Lanie hocha la tête en marchant vers le corps de James Roderick recouvert d'un drap blanc.
- Tu as quelque chose pour moi ?
- En effet, acquiesça-t-elle. L'heure de la mort est bien située entre 23h et 2h du matin comme je te l'ai dit toute à l'heure. J'ai aussi trouvé un morceau de papier dans sa bouche, enfoncé loin dans la gorge.
Les deux partenaires grimacèrent de dégoût.
- Il y avait ça d'écrit dessus, fit Lanie en lui tendant le papier avec une pince.
- « Pour Emma », lut Kate. Qu'est-ce que ça signifie ? Une sorte d'avertissement, une mise en garde ?
- Un cadeau morbide ? proposa Castle.
Les deux femmes lui jetèrent un regard noir et il recula d'un pas.
- Ou un avant-goût, tenta-t-il.
- Comment ça ? le questionna sa muse.
- Peut-être qu'il s'agit d'une vengeance ou, du moins, d'un début, expliqua l'écrivain.
- Tu veux dire que les pantins du boss ne seraient pas tous en prison ? Que certains nous auraient échappé ?
Castle hocha la tête tandis que Lanie assistait à leurs échanges, fascinée.

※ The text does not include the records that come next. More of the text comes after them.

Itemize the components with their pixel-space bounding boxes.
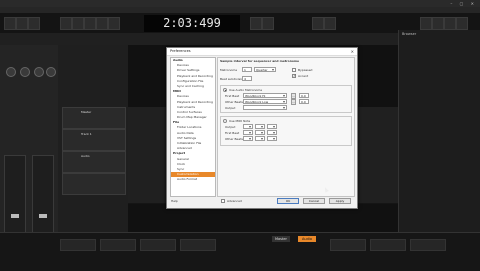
bottom-slot[interactable] [100,239,136,251]
bypassed-label: Bypassed [298,68,313,72]
window-titlebar: – ▢ ✕ [0,0,480,7]
other-beats-select[interactable]: Woodblock Low [243,99,287,104]
close-icon[interactable]: ✕ [351,48,354,55]
preferences-nav: Audio Devices Driver Settings Playback and … [170,57,216,197]
bottom-slot[interactable] [60,239,96,251]
bottom-value[interactable]: Master [272,236,290,242]
midi-row-select[interactable] [267,130,277,135]
track-header[interactable]: Master [62,107,126,129]
track-name: Audio [81,154,90,158]
midi-row-select[interactable] [243,136,253,141]
forward-button[interactable] [72,17,84,30]
other-beats-label: Other Beats [225,100,243,104]
midi-metronome-group: Use MIDI Note Output First Beat Other Be… [220,116,352,146]
advanced-label: Advanced [227,199,242,203]
accent-label: Accent [298,74,309,78]
output-select[interactable] [243,105,287,110]
dialog-titlebar: Preferences ✕ [167,48,357,56]
bottom-slot[interactable] [330,239,366,251]
track-list: Master Track 1 Audio [58,45,129,248]
loop-button[interactable] [250,17,262,30]
bottom-slot[interactable] [370,239,406,251]
transport-button[interactable] [4,17,16,30]
stop-button[interactable] [84,17,96,30]
midi-row-select[interactable] [267,136,277,141]
advanced-checkbox[interactable] [221,199,225,203]
dialog-title: Preferences [170,49,191,53]
metronome-unit-select[interactable]: Quarter [254,67,276,72]
midi-row-label: Output [225,125,236,129]
metronome-value-field[interactable]: 1 [242,67,252,72]
other-beats-browse-button[interactable]: … [291,99,296,105]
audio-metronome-radio[interactable] [223,88,227,92]
midi-note-label: Use MIDI Note [229,119,251,123]
accent-checkbox[interactable] [292,73,296,78]
play-button[interactable] [96,17,108,30]
ok-button[interactable]: OK [277,198,299,204]
first-beat-volume-field[interactable]: 0.0 [299,93,309,98]
window-controls[interactable]: – ▢ ✕ [450,0,477,7]
midi-row-select[interactable] [267,124,277,129]
midi-row-select[interactable] [255,124,265,129]
section-heading: Sample interval for sequencer and metron… [220,59,300,63]
audio-metronome-group: Use Audio Metronome First Beat Woodblock… [220,85,352,113]
bypassed-checkbox[interactable] [292,68,296,72]
help-label[interactable]: Help [171,199,178,203]
midi-note-radio[interactable] [223,119,227,123]
click-button[interactable] [324,17,336,30]
apply-button[interactable]: Apply [329,198,351,204]
transport-button[interactable] [28,17,40,30]
timecode-display: 2:03:499 [144,15,240,32]
view-button[interactable] [444,17,456,30]
nav-item[interactable]: Audio Format [171,177,215,182]
bottom-slot[interactable] [140,239,176,251]
record-button[interactable] [108,17,120,30]
bottom-bar: Master Audio [0,232,480,271]
bottom-value-active[interactable]: Audio [298,236,316,242]
inspector-panel [0,45,59,248]
preferences-content: Sample interval for sequencer and metron… [217,57,355,197]
midi-row-select[interactable] [243,130,253,135]
pan-knob[interactable] [34,67,44,77]
pan-knob[interactable] [46,67,56,77]
view-button[interactable] [420,17,432,30]
view-button[interactable] [456,17,468,30]
right-zone: Browser MIDI Metronome [398,30,480,248]
bottom-slot[interactable] [410,239,446,251]
punch-button[interactable] [262,17,274,30]
midi-row-select[interactable] [255,130,265,135]
metronome-label: Metronome [220,68,238,72]
midi-row-label: Other Beats [225,137,243,141]
first-beat-label: First Beat [225,94,240,98]
track-header[interactable]: Audio [62,151,126,173]
volume-fader[interactable] [11,214,19,218]
track-header[interactable] [62,173,126,195]
track-name: Track 1 [81,132,92,136]
audio-metronome-label: Use Audio Metronome [229,88,263,92]
pan-knob[interactable] [6,67,16,77]
nav-item[interactable]: Playback and Recording [171,100,215,105]
preferences-dialog: Preferences ✕ Audio Devices Driver Setting… [166,47,358,209]
output-label: Output [225,106,236,110]
transport-button[interactable] [16,17,28,30]
volume-fader[interactable] [39,214,47,218]
tempo-button[interactable] [312,17,324,30]
track-header[interactable]: Track 1 [62,129,126,151]
other-beats-volume-field[interactable]: 0.0 [299,99,309,104]
midi-row-label: First Beat [225,131,240,135]
rewind-button[interactable] [60,17,72,30]
beat-subdivision-field[interactable]: 4 [242,76,252,81]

- Pourquoi maintenant ? demanda le lieutenant. Pourquoi 4 ans plus tard ?
- Ils ont probablement retrouvé Emma.
Elle écarquilla les yeux d'horreur.
- Ca voudrait donc dire...
- Qu'elle est à nouveau en danger, terminèrent-ils d'une même voix.
Kate trembla à cette idée. Que l'on essaye de s'en prendre à sa protégée et elle ne répondrait plus de rien. Castle, plus à l'aise désormais, pris sa main entre la sienne, la retenant avec que l'être fragile qu'elle était ne se brûle les ailes à imaginer des scènes plus horribles les unes que les autres. Elle revint sur Terre, parmi eux, et croisa le regard inquiet et à la fois rassurant, le sien totalement hagard.
- Je... commença-t-elle avant de baisser le visage, lèvres pincées. Monte sans moi, j'aimerai lui dire au revoir.
Il acquiesça et laissa tomber sa main, l'accompagnant jusqu'au bout des doigts dans sa lente chute. Il, elle se sourirent. Lanie assistait depuis le début à leurs échanges, toujours aussi admirative devant cette force qui les rapprochait tant, qui faisait de ce qu'ils ont quelque chose d'incassable. Quelque chose, oui. Parce que ce qui les unissait était innommable, aucun mot semblait convenir ou être assez beau et véritable.
Ce fut lorsque sa meilleure amie passa devant elle qu'elle reprit conscience du monde qui l'entourait et son cœur qui, jusque-là, fondait de bonheur et de tendresse se pinça devant la mine froissée de Kate Beckett. Cette dernière s'approchait lentement de la table, comme si elle arrachait, un par un, les fils d'une bombe à retardement. Ce qu'elle ignorait, c'était qu'aucun de ces fils ne pouvaient empêcher l'explosion. Mais elle semblait vouloir y croire encore un peu.
La main en suspend au-dessus du visage de cet homme, elle lança un regard à Lanie, demandant la permission sans un mot. Cette dernière hocha une fois la tête, les yeux mi-clos, et la main de Beckett s'anima telle un pantin désarticulé et maladroit sur ses jambes.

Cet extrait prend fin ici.